Berlin/Bonn (ap/dpa) — Die Übergriffe gegen Ausländer in Deutschland könnten negative Folgen für die Wirtschaft der Bundesrepublik haben. Darauf hat der Präsident des Deutschen Industrie- und Handelstages (DIHT), Hans Peter Stihl, hingewiesen. Er sei „sehr besorgt über die jüngsten Vorfälle gegen Ausländer in Deutschland“, sagte Stihl. „Abgesehen von der moralischen Abwertung durch das Ausland können damit wirtschaftliche Folgen verbunden sein.“ Die Bundesrepublik brauche „ein positives Bild im Ausland, weil wir auf ausländische Unternehmen angewiesen sind“. Stihl forderte, „mehr Zeichen der Freundschaft“ zu setzen, etwa durch Patenschaften für Ausländerwohnheime. „Radikale Ausländerhetzer“ müßten hart bestraft werden. „Mit dem, was diese Kriminellen anrichten, schädigen sie uns alle.“ Millionen Arbeitsplätze hingen vom Verkauf von Waren und Dienstleistungen ans Ausland ab, laut Stihl „35 Prozent der Gesamtausfuhr“. Die Bundesrepublik profitiere auch „enorm“ von den ausländischen Mitbürgern. Deshalb werde die Wirtschaft stärker als bisher über den positiven Beitrag der ausländischen Mitbürger zur deutschen Wirtschaftsleistung informieren, kündigte er an.

Vor dem Hintergrund der jüngsten Angriffe auf Ausländer hat der stellvertretende SPD-Vorsitzende Wolfgang Thierse vor einer Wiederauferstehung eines „gefährlichen deutschen Nationalismus“ gewarnt. „Wenn das der Preis der deutschen Einheit ist, dann war die deutsche Einheit falsch“, sagte Thierse am Mittwoch abend in Dresden. Die SPD müsse ein gesellschaftliches Klima schaffen, in dem Ausländerfeindlichkeit als „verbrecherisch“ angesehen wird.

Die Bundesregierung will den Wohlfahrtsverbänden die Zuschüsse für die Betreuung von Aussiedlern und ausländischen Flüchtlingen um ein Viertel kürzen. Begründet werde dies mit dem Rückgang der Aussiedlerzahl.

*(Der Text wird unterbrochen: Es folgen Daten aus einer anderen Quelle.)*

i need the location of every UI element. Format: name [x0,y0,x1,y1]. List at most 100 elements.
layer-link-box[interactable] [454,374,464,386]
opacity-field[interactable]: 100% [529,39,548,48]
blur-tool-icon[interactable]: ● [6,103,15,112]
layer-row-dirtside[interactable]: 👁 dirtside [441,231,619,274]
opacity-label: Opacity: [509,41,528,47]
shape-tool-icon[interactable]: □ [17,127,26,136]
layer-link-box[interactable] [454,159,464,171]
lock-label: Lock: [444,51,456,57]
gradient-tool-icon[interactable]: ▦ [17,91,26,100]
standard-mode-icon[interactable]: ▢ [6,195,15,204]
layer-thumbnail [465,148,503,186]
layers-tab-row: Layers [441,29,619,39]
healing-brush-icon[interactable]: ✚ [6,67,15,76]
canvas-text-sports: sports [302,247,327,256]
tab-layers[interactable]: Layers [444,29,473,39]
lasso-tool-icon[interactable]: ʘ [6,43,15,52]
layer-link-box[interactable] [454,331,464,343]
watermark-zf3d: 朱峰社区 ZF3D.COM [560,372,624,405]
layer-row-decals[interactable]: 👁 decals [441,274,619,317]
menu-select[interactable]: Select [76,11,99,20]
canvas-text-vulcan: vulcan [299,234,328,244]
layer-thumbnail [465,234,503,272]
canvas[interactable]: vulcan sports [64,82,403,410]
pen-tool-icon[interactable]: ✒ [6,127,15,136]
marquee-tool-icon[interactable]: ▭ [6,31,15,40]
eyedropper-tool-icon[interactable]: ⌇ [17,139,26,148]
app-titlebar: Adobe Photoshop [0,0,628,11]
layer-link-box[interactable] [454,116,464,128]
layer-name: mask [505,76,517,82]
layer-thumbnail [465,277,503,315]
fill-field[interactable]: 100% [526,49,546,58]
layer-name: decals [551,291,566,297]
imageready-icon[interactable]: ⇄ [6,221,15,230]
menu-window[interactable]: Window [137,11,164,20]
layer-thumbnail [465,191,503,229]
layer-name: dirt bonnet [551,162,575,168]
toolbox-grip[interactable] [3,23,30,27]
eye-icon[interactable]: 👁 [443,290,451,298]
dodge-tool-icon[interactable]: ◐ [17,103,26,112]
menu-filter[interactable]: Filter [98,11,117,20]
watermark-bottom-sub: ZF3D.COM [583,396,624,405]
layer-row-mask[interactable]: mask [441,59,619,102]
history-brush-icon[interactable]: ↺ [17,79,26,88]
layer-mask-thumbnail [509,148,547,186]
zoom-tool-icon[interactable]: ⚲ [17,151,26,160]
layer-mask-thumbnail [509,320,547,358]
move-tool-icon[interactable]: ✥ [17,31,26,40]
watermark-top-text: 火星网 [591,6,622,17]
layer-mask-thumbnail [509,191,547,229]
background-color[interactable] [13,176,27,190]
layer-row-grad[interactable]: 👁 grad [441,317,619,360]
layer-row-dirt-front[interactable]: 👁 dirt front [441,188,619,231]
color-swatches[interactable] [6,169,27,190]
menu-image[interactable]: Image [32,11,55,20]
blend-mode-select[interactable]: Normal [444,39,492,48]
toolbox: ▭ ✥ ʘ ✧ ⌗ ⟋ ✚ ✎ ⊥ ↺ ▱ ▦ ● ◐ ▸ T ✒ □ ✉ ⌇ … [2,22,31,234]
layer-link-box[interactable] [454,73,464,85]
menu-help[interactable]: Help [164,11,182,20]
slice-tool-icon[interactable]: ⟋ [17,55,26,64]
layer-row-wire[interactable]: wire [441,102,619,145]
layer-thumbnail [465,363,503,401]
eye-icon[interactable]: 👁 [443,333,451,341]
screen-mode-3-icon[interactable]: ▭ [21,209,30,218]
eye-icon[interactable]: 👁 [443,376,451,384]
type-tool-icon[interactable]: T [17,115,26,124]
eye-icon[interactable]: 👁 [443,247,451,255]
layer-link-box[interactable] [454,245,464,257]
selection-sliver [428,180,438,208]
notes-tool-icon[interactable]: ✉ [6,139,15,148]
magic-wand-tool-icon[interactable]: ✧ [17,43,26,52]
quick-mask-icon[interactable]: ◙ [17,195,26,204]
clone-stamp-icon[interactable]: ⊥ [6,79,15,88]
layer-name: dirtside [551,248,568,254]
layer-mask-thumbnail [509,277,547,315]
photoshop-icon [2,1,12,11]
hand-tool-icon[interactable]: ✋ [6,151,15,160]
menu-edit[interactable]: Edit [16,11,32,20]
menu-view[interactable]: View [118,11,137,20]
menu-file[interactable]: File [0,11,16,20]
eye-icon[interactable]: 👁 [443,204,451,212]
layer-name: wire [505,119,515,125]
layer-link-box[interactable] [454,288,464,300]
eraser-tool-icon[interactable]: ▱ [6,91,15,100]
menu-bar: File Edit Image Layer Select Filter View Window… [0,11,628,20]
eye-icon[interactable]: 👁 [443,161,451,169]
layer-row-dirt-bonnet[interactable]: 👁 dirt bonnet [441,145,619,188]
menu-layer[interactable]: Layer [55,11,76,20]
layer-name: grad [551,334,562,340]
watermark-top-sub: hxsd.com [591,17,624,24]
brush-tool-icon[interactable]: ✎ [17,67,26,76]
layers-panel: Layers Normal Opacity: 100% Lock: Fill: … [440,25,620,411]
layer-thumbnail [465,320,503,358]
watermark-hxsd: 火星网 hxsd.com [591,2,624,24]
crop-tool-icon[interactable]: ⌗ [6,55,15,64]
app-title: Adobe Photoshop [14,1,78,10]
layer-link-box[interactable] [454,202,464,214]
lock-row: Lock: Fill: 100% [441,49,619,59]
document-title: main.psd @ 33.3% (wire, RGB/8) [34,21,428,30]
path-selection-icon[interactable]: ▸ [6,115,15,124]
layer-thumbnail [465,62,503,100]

Im ersten Halbjahr 1991 war die Aussiedlerzahl nach Angaben des Ministeriums um 50 Prozent zurückgegangen.

In der Bundesrepublik sind derzeit 432 Verfahren mit rechtsextremistischem oder ausländerfeindlichem Hintergrund anhängig. Das teilte das schleswig-holsteinische Justizministerium am Donnerstag in Kiel mit. Unterdessen haben unbekannte Täter am Mittwoch abend im württembergischen Waldenbuch im Kreis Böblingen erneut einen Brandsatz gegen einen von Asylbewerbern bewohnten Wohncontainer geschleudert, der sofort Feuer fing. Nach Polizeiangaben erlitten zwei Libanesen beim fluchtartigen Verlassen des Containers leichte Verletzungen, die sie ambulant im Krankenhaus behandeln lassen mußten. Das Feuer konnte rasch gelöscht werden. Ein weiterer Brandanschlag auf eine Unterkunft für Asylbewerber in München scheiterte. Nach Mitteilung der Polizei warfen unbekannte Täter in den frühen Morgenstunden zwei Molotowcocktails gegen das Heim, in dem 20 Asylbewerber untergebracht sind. Die mit Benzin gefüllten Flaschen detonierten jedoch nicht. Verletzt wurde niemand. Bei einem Anschlag auf ein Asylbewerberheim in Cottbus ist in der Nacht zu Donnerstag ein Rumäne leicht verletzt worden.